As long as airlines have the ability to thwart the consumers’ ability to easily compare prices across airlines, passengers are at a disadvantage. Airfares these days are only one facet of the total cost of travel. Baggage fees and seat reservation fees can add significantly to airfares. For most airlines, these costs are not disclosed during the airline ticket purchasing process. At a minimum, baggage fees and seat reservation fees (with their permutations and exclusions based on elite frequent flier levels and credit card used for purchase) must be disclosed prior to purchase and should be available for purchase through whatever channel airlines choose to sell their tickets.
Only with such full disclosure of pricing data can software developers, GDSs, online travel agencies and others work to create new software to handle the increasingly complex ancillary fee data. Without the release of this pricing data by the airlines, developers cannot create new systems to make airline ticket purchases more consumer-friendly.
#2 Airlines must clearly disclose code-shares and note other contracts of carriage.
Airline passengers are finding it harder to uncover the actual operator of flights within alliance partners who use extensive code-sharing. Yes, there is notice, but it is deceptively difficult to uncover during the booking process. Plus, when code-share partners operate flights, there is no clear information presented to consumers about:
• Which contract of carriage applies — the marketing carrier with its airline code on the flight number, or the operating carrier?
• Which baggage fees and rules apply — those of the marketing carrier with its airline code on the flight number, or the operating carrier? Does carry-on baggage fall under the US marketing carrier’s rules or is it governed by the code-share partner’s rules and regulations?
#3 DOJ should take a public stand against antitrust immunity agreements between airlines.
Antitrust immunity agreements are mergers in disguise. Through regulatory slight-of-hand, airlines are permitted to openly collude on prices in marketing and setting schedules. Airline partners with antitrust immunity agreements have set up joint ventures on routes granted such immunity that have their own operational organization and government structure. Delta Air Lines does not operate transatlantic flights. Air France does not operate transatlantic flights. Their joint venture does. The same goes for antitrust immunity agreements between United Airlines and Lufthansa or between American Airlines and British Airlines.

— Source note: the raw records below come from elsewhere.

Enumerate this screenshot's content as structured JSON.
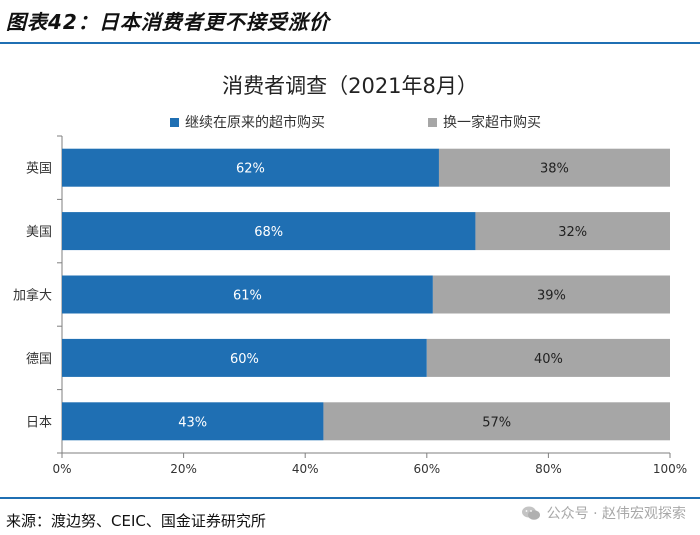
{
  "figure": {
    "title": "图表42：日本消费者更不接受涨价",
    "source": "来源：渡边努、CEIC、国金证券研究所",
    "watermark": "公众号 · 赵伟宏观探索"
  },
  "colors": {
    "series1": "#1f6fb3",
    "series2": "#a6a6a6",
    "rule": "#1f6fb3"
  },
  "chart_data": {
    "type": "bar",
    "orientation": "horizontal",
    "stacked": true,
    "title": "消费者调查（2021年8月）",
    "categories": [
      "英国",
      "美国",
      "加拿大",
      "德国",
      "日本"
    ],
    "series": [
      {
        "name": "继续在原来的超市购买",
        "values": [
          62,
          68,
          61,
          60,
          43
        ]
      },
      {
        "name": "换一家超市购买",
        "values": [
          38,
          32,
          39,
          40,
          57
        ]
      }
    ],
    "value_format": "{v}%",
    "xlim": [
      0,
      100
    ],
    "xticks": [
      0,
      20,
      40,
      60,
      80,
      100
    ],
    "xtick_format": "{v}%",
    "xlabel": "",
    "ylabel": "",
    "legend_position": "top",
    "grid": false
  }
}
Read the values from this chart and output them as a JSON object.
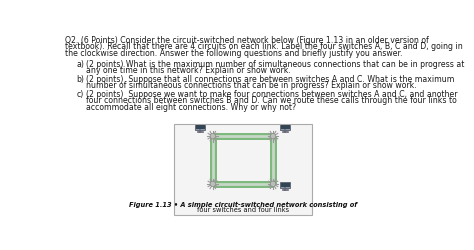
{
  "title_line1": "Q2. (6 Points) Consider the circuit-switched network below (Figure 1.13 in an older version of",
  "title_line2": "textbook). Recall that there are 4 circuits on each link. Label the four switches A, B, C and D, going in",
  "title_line3": "the clockwise direction. Answer the following questions and briefly justify you answer.",
  "q_a_label": "a)",
  "q_a_text1": "(2 points) What is the maximum number of simultaneous connections that can be in progress at",
  "q_a_text2": "any one time in this network? Explain or show work.",
  "q_b_label": "b)",
  "q_b_text1": "(2 points)  Suppose that all connections are between switches A and C. What is the maximum",
  "q_b_text2": "number of simultaneous connections that can be in progress? Explain or show work.",
  "q_c_label": "c)",
  "q_c_text1": "(2 points)  Suppose we want to make four connections between switches A and C, and another",
  "q_c_text2": "four connections between switches B and D. Can we route these calls through the four links to",
  "q_c_text3": "accommodate all eight connections. Why or why not?",
  "fig_caption1": "Figure 1.13 • A simple circuit-switched network consisting of",
  "fig_caption2": "four switches and four links",
  "background_color": "#ffffff",
  "text_color": "#1a1a1a",
  "link_color_outer": "#7db87d",
  "link_color_inner": "#c8d8c8",
  "switch_color": "#b0b8b0"
}
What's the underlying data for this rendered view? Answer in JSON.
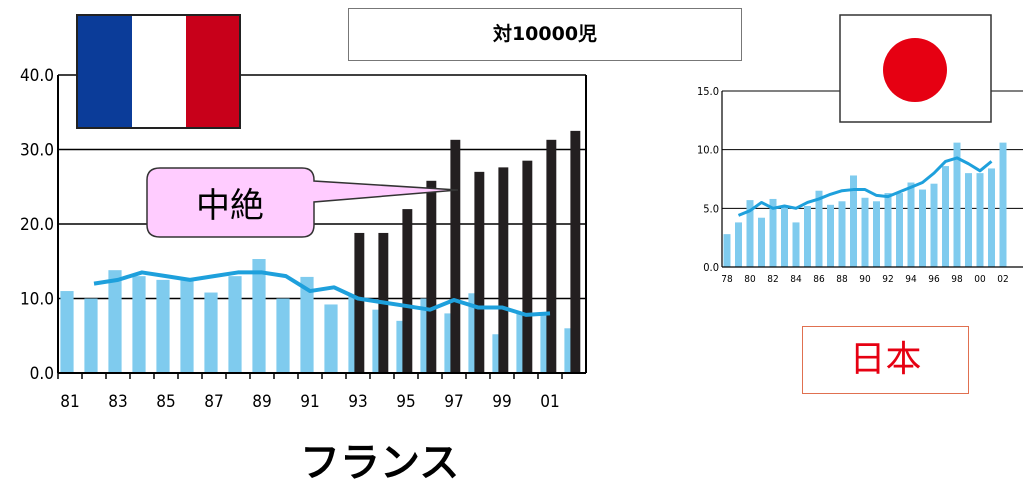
{
  "title_box": "対10000児",
  "callout_label": "中絶",
  "france": {
    "label": "フランス",
    "y_ticks": [
      "0.0",
      "10.0",
      "20.0",
      "30.0",
      "40.0"
    ],
    "x_ticks": [
      "81",
      "83",
      "85",
      "87",
      "89",
      "91",
      "93",
      "95",
      "97",
      "99",
      "01"
    ]
  },
  "japan": {
    "label": "日本",
    "y_ticks": [
      "0.0",
      "5.0",
      "10.0",
      "15.0"
    ],
    "x_ticks": [
      "78",
      "80",
      "82",
      "84",
      "86",
      "88",
      "90",
      "92",
      "94",
      "96",
      "98",
      "00",
      "02"
    ]
  },
  "colors": {
    "bar_light": "#7fcbee",
    "bar_dark": "#231f20",
    "trend_line": "#1ea0dc",
    "callout_fill": "#ffccff",
    "japan_label": "#e60012",
    "flag_blue": "#0b3c99",
    "flag_red": "#c8001a",
    "japan_sun": "#e60012"
  },
  "chart_data": [
    {
      "type": "bar",
      "title": "",
      "xlabel": "",
      "ylabel": "",
      "ylim": [
        0,
        40
      ],
      "grid": true,
      "x": [
        1981,
        1982,
        1983,
        1984,
        1985,
        1986,
        1987,
        1988,
        1989,
        1990,
        1991,
        1992,
        1993,
        1994,
        1995,
        1996,
        1997,
        1998,
        1999,
        2000,
        2001,
        2002
      ],
      "series": [
        {
          "values": [
            11.0,
            10.0,
            13.8,
            13.0,
            12.5,
            12.5,
            10.8,
            13.0,
            15.3,
            10.0,
            12.9,
            9.2,
            10.5,
            8.5,
            7.0,
            10.0,
            8.0,
            10.7,
            5.2,
            8.0,
            8.0,
            6.0
          ]
        },
        {
          "values": [
            null,
            null,
            null,
            null,
            null,
            null,
            null,
            null,
            null,
            null,
            null,
            null,
            18.8,
            18.8,
            22.0,
            25.8,
            31.3,
            27.0,
            27.6,
            28.5,
            31.3,
            32.5
          ]
        },
        {
          "type": "line",
          "x": [
            1982,
            1983,
            1984,
            1985,
            1986,
            1987,
            1988,
            1989,
            1990,
            1991,
            1992,
            1993,
            1994,
            1995,
            1996,
            1997,
            1998,
            1999,
            2000,
            2001
          ],
          "values": [
            12.0,
            12.5,
            13.5,
            13.0,
            12.5,
            13.0,
            13.5,
            13.5,
            13.0,
            11.0,
            11.5,
            10.0,
            9.5,
            9.0,
            8.5,
            9.8,
            8.8,
            8.8,
            7.8,
            8.0
          ]
        }
      ]
    },
    {
      "type": "bar",
      "title": "",
      "xlabel": "",
      "ylabel": "",
      "ylim": [
        0,
        15
      ],
      "grid": true,
      "x": [
        1978,
        1979,
        1980,
        1981,
        1982,
        1983,
        1984,
        1985,
        1986,
        1987,
        1988,
        1989,
        1990,
        1991,
        1992,
        1993,
        1994,
        1995,
        1996,
        1997,
        1998,
        1999,
        2000,
        2001,
        2002
      ],
      "series": [
        {
          "values": [
            2.8,
            3.8,
            5.7,
            4.2,
            5.8,
            5.1,
            3.8,
            5.2,
            6.5,
            5.3,
            5.6,
            7.8,
            5.9,
            5.6,
            6.3,
            6.3,
            7.2,
            6.6,
            7.1,
            8.6,
            10.6,
            8.0,
            8.0,
            8.4,
            10.6
          ]
        },
        {
          "type": "line",
          "x": [
            1979,
            1980,
            1981,
            1982,
            1983,
            1984,
            1985,
            1986,
            1987,
            1988,
            1989,
            1990,
            1991,
            1992,
            1993,
            1994,
            1995,
            1996,
            1997,
            1998,
            1999,
            2000,
            2001
          ],
          "values": [
            4.4,
            4.8,
            5.5,
            5.0,
            5.2,
            5.0,
            5.5,
            5.8,
            6.2,
            6.5,
            6.6,
            6.6,
            6.1,
            6.0,
            6.4,
            6.8,
            7.2,
            8.0,
            9.0,
            9.3,
            8.8,
            8.2,
            9.0
          ]
        }
      ]
    }
  ]
}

Current antitrust immunity agreements significantly harm consumers by eliminating competition. Just as a merger between American Airlines and British, Delta and Air France/KLM, or United and Lufthansa would stop much transatlantic competition, these misdirected, DOT-approved antitrust alliances have stripped the American and international aviation marketplace of much of its competition, harming consumers worldwide.
These are three issues that DOJ should comment on as it moves forward to approve the final merger agreement. The hard and creative work that the DOJ lawyers have done in attempting to transform the domestic airline market in response to this most recent merger between American Airlines and US Airways needs to be complimented by a similar re-examination of anticompetitive issues governed by DOT.
The work that DOJ has started needs to be finished by DOT. Consumers will only be able to enjoy full competition across airlines when divestitures directed by DOJ are combined with full disclosure of the total cost of travel across all channels where airline tickets are sold; when code-sharing arrangements are clarified or eliminated as deceptive; and when antitrust immunity agreements are repealed.
There is still a lot of work to be done to protect consumers from the loss of competition. DOJ has takes some good first steps. Now, DOT needs to step up to the plate, with clear encouragement from DOJ, to re-establish a more competitive airline market that will allow the free market to work effectively in the skies.